Great Equatorial Cover art

According to the liner notes, Bedford composed these six pieces for the Royal Observatory Telescope room after a modernization upgrade. For those of you who’re unfamiliar with Bedford’s solo work, he’s been an orchestral arranger for both Kevin Ayers and Mike Oldfield. His solo albums from the 70s varied from being improvised orchestral works (Stars End with Mike Oldfield on lead guitar) to synthesizer based works (Instructions for Angels with Mike Ratledge on synth). The intent for Great Equatorial might have been to create a scenario of wonder and amazement for the grand old piece of machinery as a viewer looks outward unto a bright solar system on a cloudless night. It is mostly a spacy song cycle with a view percussion enhancements to keep you from falling completely asleep or into a deep trance. The original piece was only ten minutes long, but Bedford has expanded out the length. The tracks do fit the environment for which the music was constructed however: visualize a big open space with a giant portal opening unto the heavens.
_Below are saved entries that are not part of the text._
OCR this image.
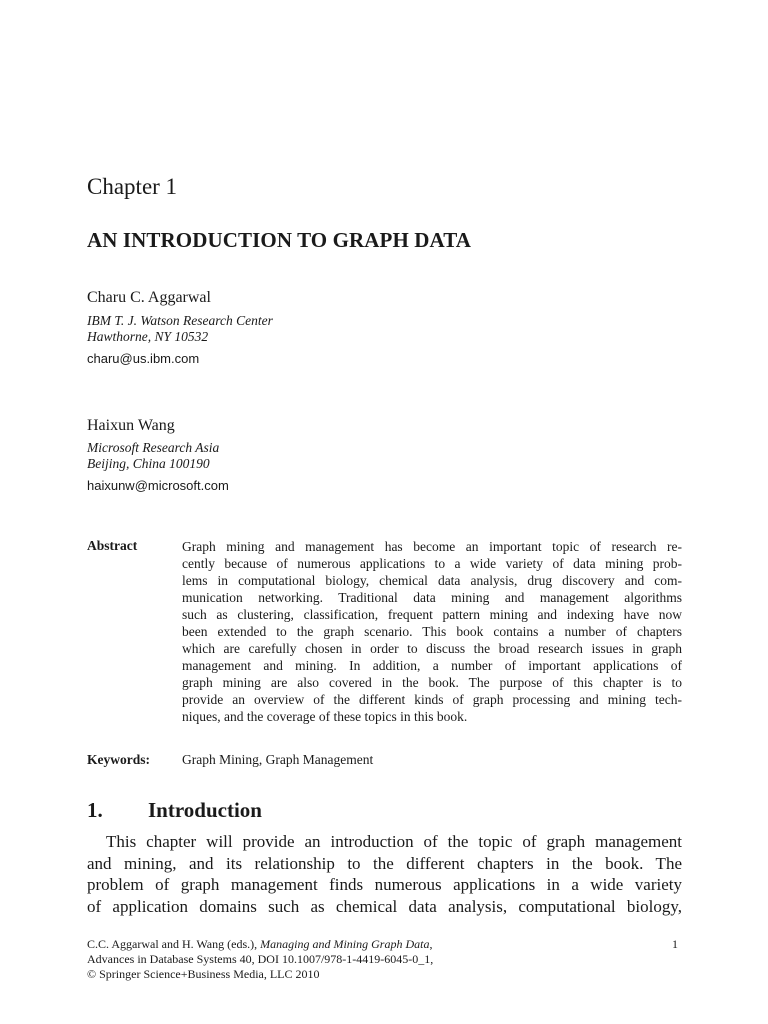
Chapter 1
AN INTRODUCTION TO GRAPH DATA
Charu C. Aggarwal
IBM T. J. Watson Research Center
Hawthorne, NY 10532
charu@us.ibm.com
Haixun Wang
Microsoft Research Asia
Beijing, China 100190
haixunw@microsoft.com
Abstract	Graph mining and management has become an important topic of research re-
cently because of numerous applications to a wide variety of data mining prob-
lems in computational biology, chemical data analysis, drug discovery and com-
munication networking. Traditional data mining and management algorithms
such as clustering, classification, frequent pattern mining and indexing have now
been extended to the graph scenario. This book contains a number of chapters
which are carefully chosen in order to discuss the broad research issues in graph
management and mining. In addition, a number of important applications of
graph mining are also covered in the book. The purpose of this chapter is to
provide an overview of the different kinds of graph processing and mining tech-
niques, and the coverage of these topics in this book.
Keywords: Graph Mining, Graph Management
1. Introduction
This chapter will provide an introduction of the topic of graph management
and mining, and its relationship to the different chapters in the book. The
problem of graph management finds numerous applications in a wide variety
of application domains such as chemical data analysis, computational biology,
C.C. Aggarwal and H. Wang (eds.), Managing and Mining Graph Data,
Advances in Database Systems 40, DOI 10.1007/978-1-4419-6045-0_1,
© Springer Science+Business Media, LLC 2010
1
The music does also conform to your almost atypical Terry Riley school of repeat-when-necessary and often continuously. It is also something like you’d hear usually as a backing track for a PBS science show, say Nova or Cosmos. Adding little nuances of change into the sound quality results in not much dramatic change in theme or in the development of base ideas. Using Korg and Proteus synthesizer, he has created a pleasant sounding symphonic disc you put on endless repeat in your photography studio or similar spacious room. I’m kind of surprised this hasn’t met the light of day until now since it seems like a release which would fit well on the several of the German space music labels such as Erdenklang.